- The Washington Times - Thursday, January 9, 2003

Erwin Daugherty visits the busy truck stop here not to get a tuneup for his 18-wheeler but a realignment for his back.
Every month or two, Mr. Daugherty, 71, of Quinlan, Texas, has his back checked at the Smithton Travel Center, a truck stop about 25 miles south of Pittsburgh where chiropractors Andrew Giran and Paul Boris operate a clinic.
"I'd see a chiropractor every week if I could," Mr. Daugherty said.
An estimated 25 million Americans visit chiropractors each year, said Jerome F. McAndrews of the American Chiropractic Association.
A growing number of the nation's 65,000 chiropractors have gone straight to a group that suffers some of the most serious back pain: truck drivers.
Hours on the road and heavy lifting take their toll, Mr. McAndrews said.
"About the only way I get to see a chiropractor is one that had truck parking," Mr. Daugherty said by telephone from Texas, where he was driving a load of automobile tires. "So when the chiropractors started putting offices near truck stops, it really made it handy for me."
He said his work sometimes brings him along Interstate 70 through Pennsylvania, where he can pull off the road for a little work on his aching back.
Mr. Daugherty has found nine other chiropractors who operate at or near truck stops in Arizona, Missouri and Texas.

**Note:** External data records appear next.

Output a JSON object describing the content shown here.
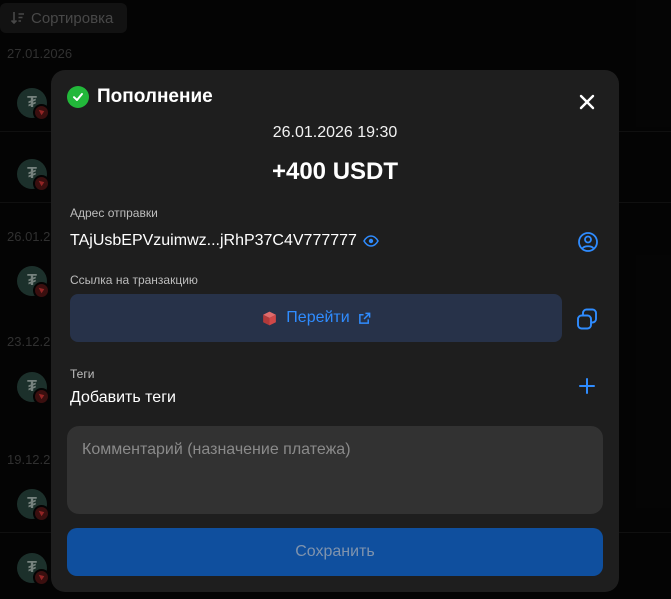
{
  "background": {
    "sort_label": "Сортировка",
    "date_groups": [
      "27.01.2026",
      "26.01.2",
      "23.12.2",
      "19.12.2"
    ]
  },
  "modal": {
    "title": "Пополнение",
    "datetime": "26.01.2026 19:30",
    "amount": "+400 USDT",
    "sender_label": "Адрес отправки",
    "sender_address": "TAjUsbEPVzuimwz...jRhP37C4V777777",
    "tx_link_label": "Ссылка на транзакцию",
    "goto_label": "Перейти",
    "tags_label": "Теги",
    "tags_value": "Добавить теги",
    "comment_placeholder": "Комментарий (назначение платежа)",
    "save_label": "Сохранить"
  },
  "icons": {
    "status": "check-circle-icon",
    "close": "close-icon",
    "eye": "eye-icon",
    "contact": "user-circle-icon",
    "explorer": "cube-icon",
    "external": "external-link-icon",
    "copy": "copy-icon",
    "add": "plus-icon",
    "sort": "sort-icon",
    "token": "tether-icon",
    "network": "tron-icon"
  },
  "colors": {
    "accent": "#2f8cff",
    "success": "#22b83a",
    "modal_bg": "#1e1e1e",
    "button_bg": "#273249",
    "save_bg": "#0f4f9e"
  }
}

"If I just happen to find one that's close to a truck stop, I'll put them in my cell phone and say, 'Hey, I'm on my way,'" Mr. Daugherty said.

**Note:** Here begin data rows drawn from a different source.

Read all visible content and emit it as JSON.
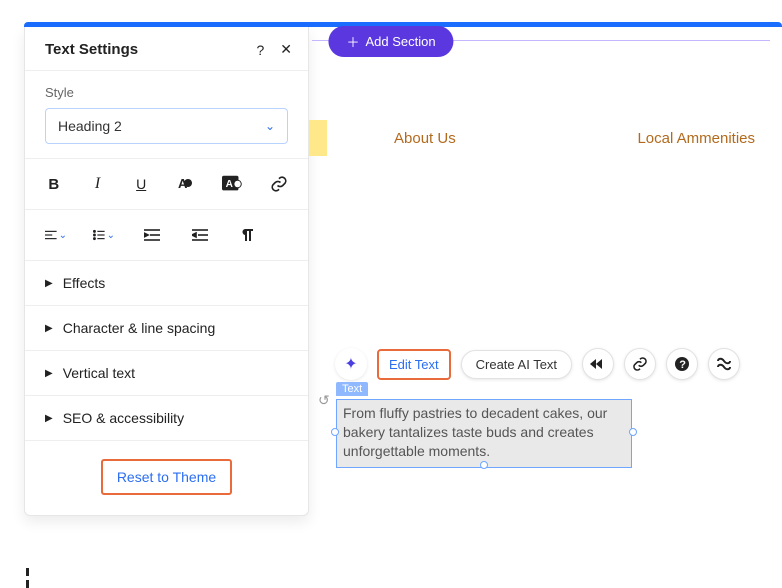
{
  "panel": {
    "title": "Text Settings",
    "style_label": "Style",
    "style_value": "Heading 2",
    "accordion": {
      "effects": "Effects",
      "spacing": "Character & line spacing",
      "vertical": "Vertical text",
      "seo": "SEO & accessibility"
    },
    "reset": "Reset to Theme"
  },
  "canvas": {
    "add_section": "Add Section",
    "nav": {
      "about": "About Us",
      "local": "Local Ammenities"
    },
    "toolbar": {
      "edit_text": "Edit Text",
      "create_ai": "Create AI Text"
    },
    "text_tag": "Text",
    "text_body": "From fluffy pastries to decadent cakes, our bakery tantalizes taste buds and creates unforgettable moments."
  }
}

Mr. McAndrews says he doesn't know how many chiropractors work out of truck stops, but he said the practice is becoming more common.

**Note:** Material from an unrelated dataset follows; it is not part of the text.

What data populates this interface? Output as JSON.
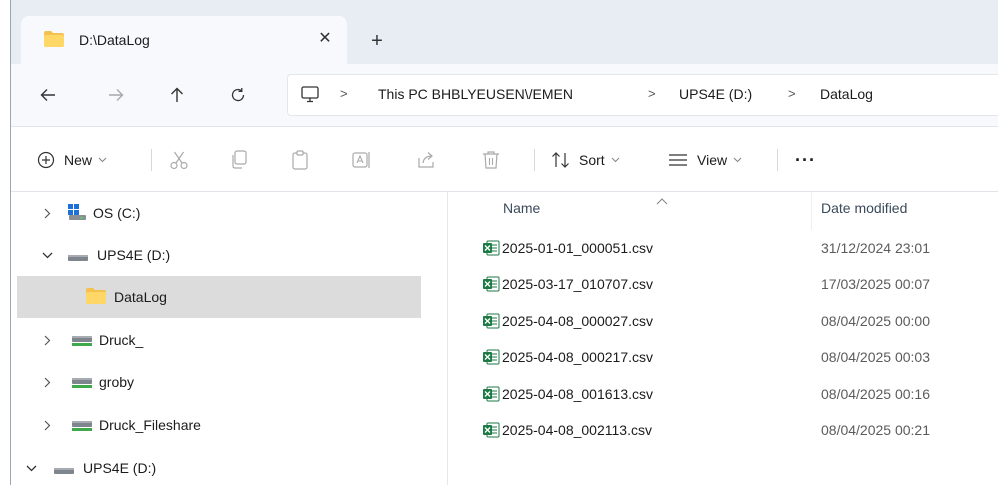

Mr. Giran, 56, was inspired to start the truck-stop clinic 4 years ago after watching a steady stream of truckers pass through a clinic operated by his alma mater, Palmer College of Chiropractic in Davenport, Iowa.
Mr. Giran often kept another clinic near Pittsburgh open late and on weekends to accommodate truckers.
"Many have their own chiropractors in their hometown, so I'll do an adjustment until they get home," he said.
Today, Mr. Giran and Mr. Boris, 31, practice out of a brown trailer tucked in a parking lot filled with tractor-trailers. They cater to walk-ins and stay open until 8 p.m. on weekdays.
The fee for a typical adjustment is $35.
Business grows mainly by word of mouth. Mr. Boris says he picks up an average of 20 drivers a month as new customers.
On Tuesday afternoon, the clinic saw three patients in little more than an hour.
Pepsi delivery driver Ron Klejka, 58, of Mount Pleasant said the clinic gets truckers back on the road quickly.
"In our business," he said, "we don't have time to wait."